One of the features I have come to hate a lot is the “Help Assistants” who are very annoying for me. I always opt-out of installing this feature. I really think that they are more of a distraction than a source for help when creating important proposals that require a lot of thought. I do not have any other cons to list about Excel 2003 yet, but if I do find more I will definitely update this section.
|Computer and Processor||Personal computer with an Intel Pentium 233-MHz or faster processor (Pentium III recommended)|
|Memory||128 MB of RAM or greater|
|Storage||150 MB of available hard-disk space; optional installation files cache (recommended) requires an additional 200 MB of available hard-disk space|
|Optical Drive||CD-ROM or DVD drive|
|Display||Super VGA (800 x 600) or higher-resolution monitor|
|Operating System||Microsoft Windows 2000/XP, or later|
|Internet Connection||Internet functionality requires dial-up or broadband Internet access (provided separately)|
Local or long-distance charges may apply
|Other||Microsoft Exchange Server is required for certain advanced functionality in Microsoft Office Outlook|
Microsoft Windows Server 2003 running Microsoft Windows SharePoint Services is required for certain advanced collaboration functionality
Certain inking features require running Microsoft Office on the Microsoft Windows XP Tablet PC Edition
Speech recognition functionality requires a Pentium II 400-MHz or faster processor and a close-talk microphone and audio output device
Information Rights Management features require access to a Windows 2003 Server running Windows Rights Management Services
I have been using Excel for about nine years now and I am still figuring out new ways to make my spreadsheets better. I usually create expense reports, automated employee time records, and invoices for my PC Repair services.
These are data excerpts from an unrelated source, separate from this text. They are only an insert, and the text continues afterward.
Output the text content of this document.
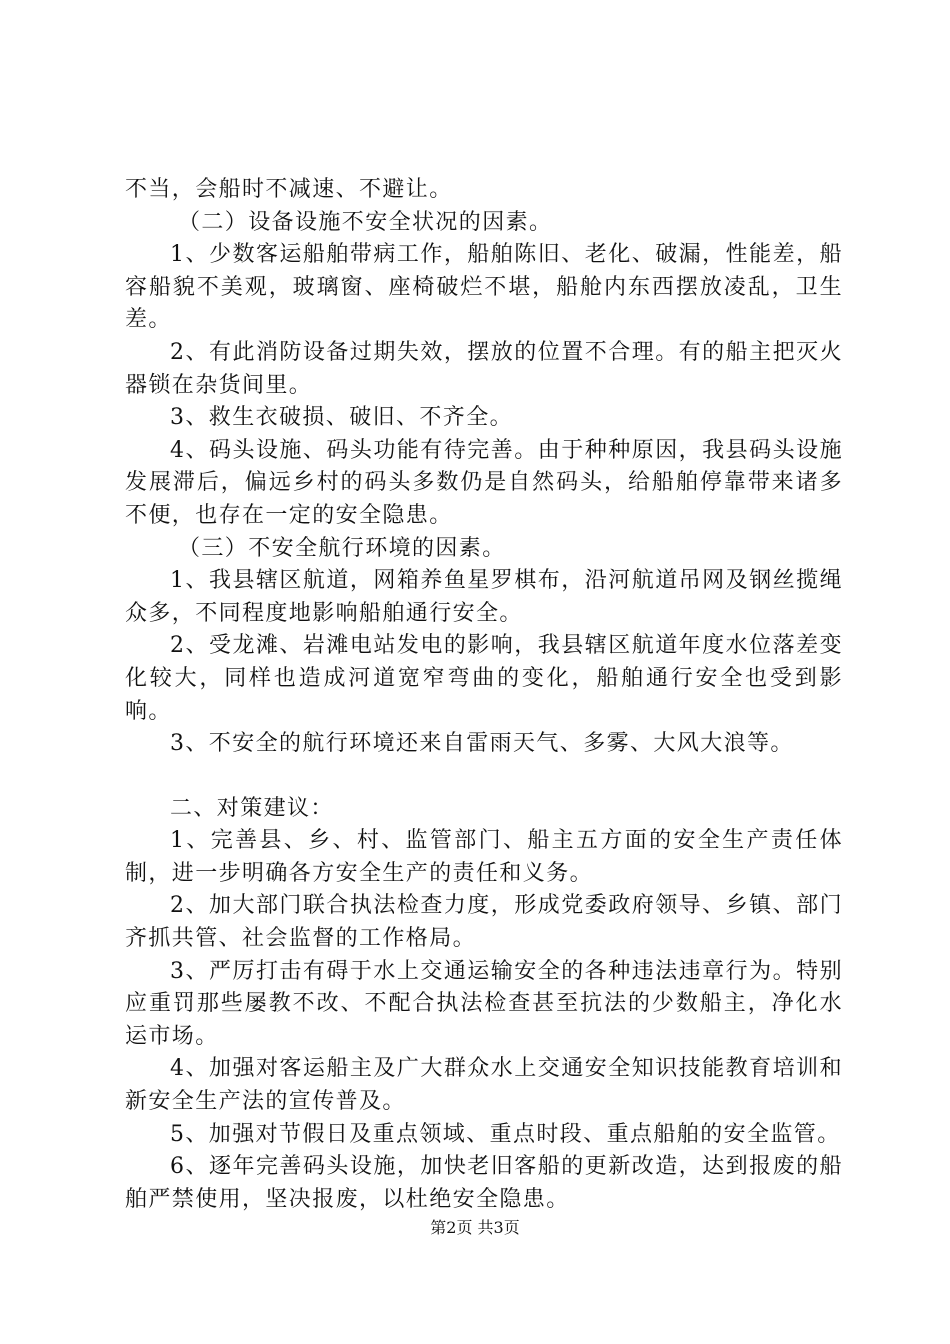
不当，会船时不减速、不避让。

（二）设备设施不安全状况的因素。

1、少数客运船舶带病工作，船舶陈旧、老化、破漏，性能差，船容船貌不美观，玻璃窗、座椅破烂不堪，船舱内东西摆放凌乱，卫生差。

2、有此消防设备过期失效，摆放的位置不合理。有的船主把灭火器锁在杂货间里。

3、救生衣破损、破旧、不齐全。

4、码头设施、码头功能有待完善。由于种种原因，我县码头设施发展滞后，偏远乡村的码头多数仍是自然码头，给船舶停靠带来诸多不便，也存在一定的安全隐患。

（三）不安全航行环境的因素。

1、我县辖区航道，网箱养鱼星罗棋布，沿河航道吊网及钢丝揽绳众多，不同程度地影响船舶通行安全。

2、受龙滩、岩滩电站发电的影响，我县辖区航道年度水位落差变化较大，同样也造成河道宽窄弯曲的变化，船舶通行安全也受到影响。

3、不安全的航行环境还来自雷雨天气、多雾、大风大浪等。

二、对策建议：

1、完善县、乡、村、监管部门、船主五方面的安全生产责任体制，进一步明确各方安全生产的责任和义务。

2、加大部门联合执法检查力度，形成党委政府领导、乡镇、部门齐抓共管、社会监督的工作格局。

3、严厉打击有碍于水上交通运输安全的各种违法违章行为。特别应重罚那些屡教不改、不配合执法检查甚至抗法的少数船主，净化水运市场。

4、加强对客运船主及广大群众水上交通安全知识技能教育培训和新安全生产法的宣传普及。

5、加强对节假日及重点领域、重点时段、重点船舶的安全监管。

6、逐年完善码头设施，加快老旧客船的更新改造，达到报废的船舶严禁使用，坚决报废，以杜绝安全隐患。

第2页 共3页
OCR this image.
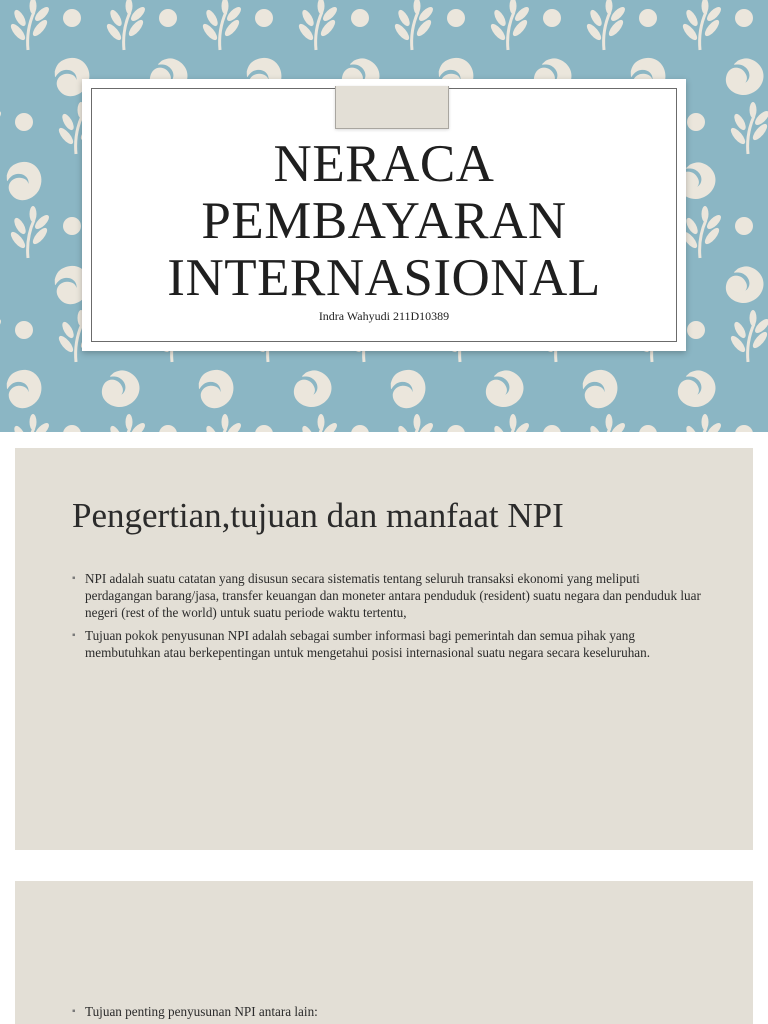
NERACA
PEMBAYARAN
INTERNASIONAL
Indra Wahyudi 211D10389
Pengertian,tujuan dan manfaat NPI
▪ NPI adalah suatu catatan yang disusun secara sistematis tentang seluruh transaksi ekonomi yang meliputi perdagangan barang/jasa, transfer keuangan dan moneter antara penduduk (resident) suatu negara dan penduduk luar negeri (rest of the world) untuk suatu periode waktu tertentu,
▪ Tujuan pokok penyusunan NPI adalah sebagai sumber informasi bagi pemerintah dan semua pihak yang membutuhkan atau berkepentingan untuk mengetahui posisi internasional suatu negara secara keseluruhan.
▪ Tujuan penting penyusunan NPI antara lain:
I like to make everything look nice and neat so I use customized borders (thickness, and type), and a lot of built-in functions.
Most of all I like to create my own functions using the built-in “Microsoft Visual Basic Editor.” The Visual Basic Editor is integrated into all office suite applications but I only use it for Excel. Just click on the Tools menu, select Macro, and click on Visual Basic Editor or just press Alt + F11 together. You can use Visual Basic syntax and Excel function together to make your spreadsheets better.
I also use the cell merge feature a lot for my sheet titles and I mix that with nice colors and smooth fonts to make my spreadsheets even more attractive. I also like to keep things in order by sorting them, so I use the sort feature a lot also. I downloaded a template of an invoice from Microsoft’s website and use it to write my invoices for my customers.
I have been using Microsoft Excel for about nine years now and have gotten so used to it that I cannot stand to use any other. I have tried many other spreadsheet software, but I can proudly say that there is no comparison between them and Excel. This latest 2003 version has some very useful additions and enhancements that are worth purchasing.
I would recommend Excel over any other spreadsheet program because it is easy to use and I learned to use it first so I am comfortable with it. I would not say that it is the best of the best, but it is worth a try. I like the little features the best that make my life a bit easier; like the nice Windows XP like the look, the quick keyboard shortcuts that make performing certain tasks faster, and the page layouts views that improve any kind of view. The sidebar that helps open a new or saved document, allows you to work with templates, and provides online help is one of the best features in this version. I have also noticed that some tasks perform a bit faster than the older version, such as saving, and other tasks that used to take longer. Just give it a try and I bet that if you forget for a second that Microsoft made it, you will enjoy using it. Microsoft does offer a trial version at their website if you would like to try it before you buy it.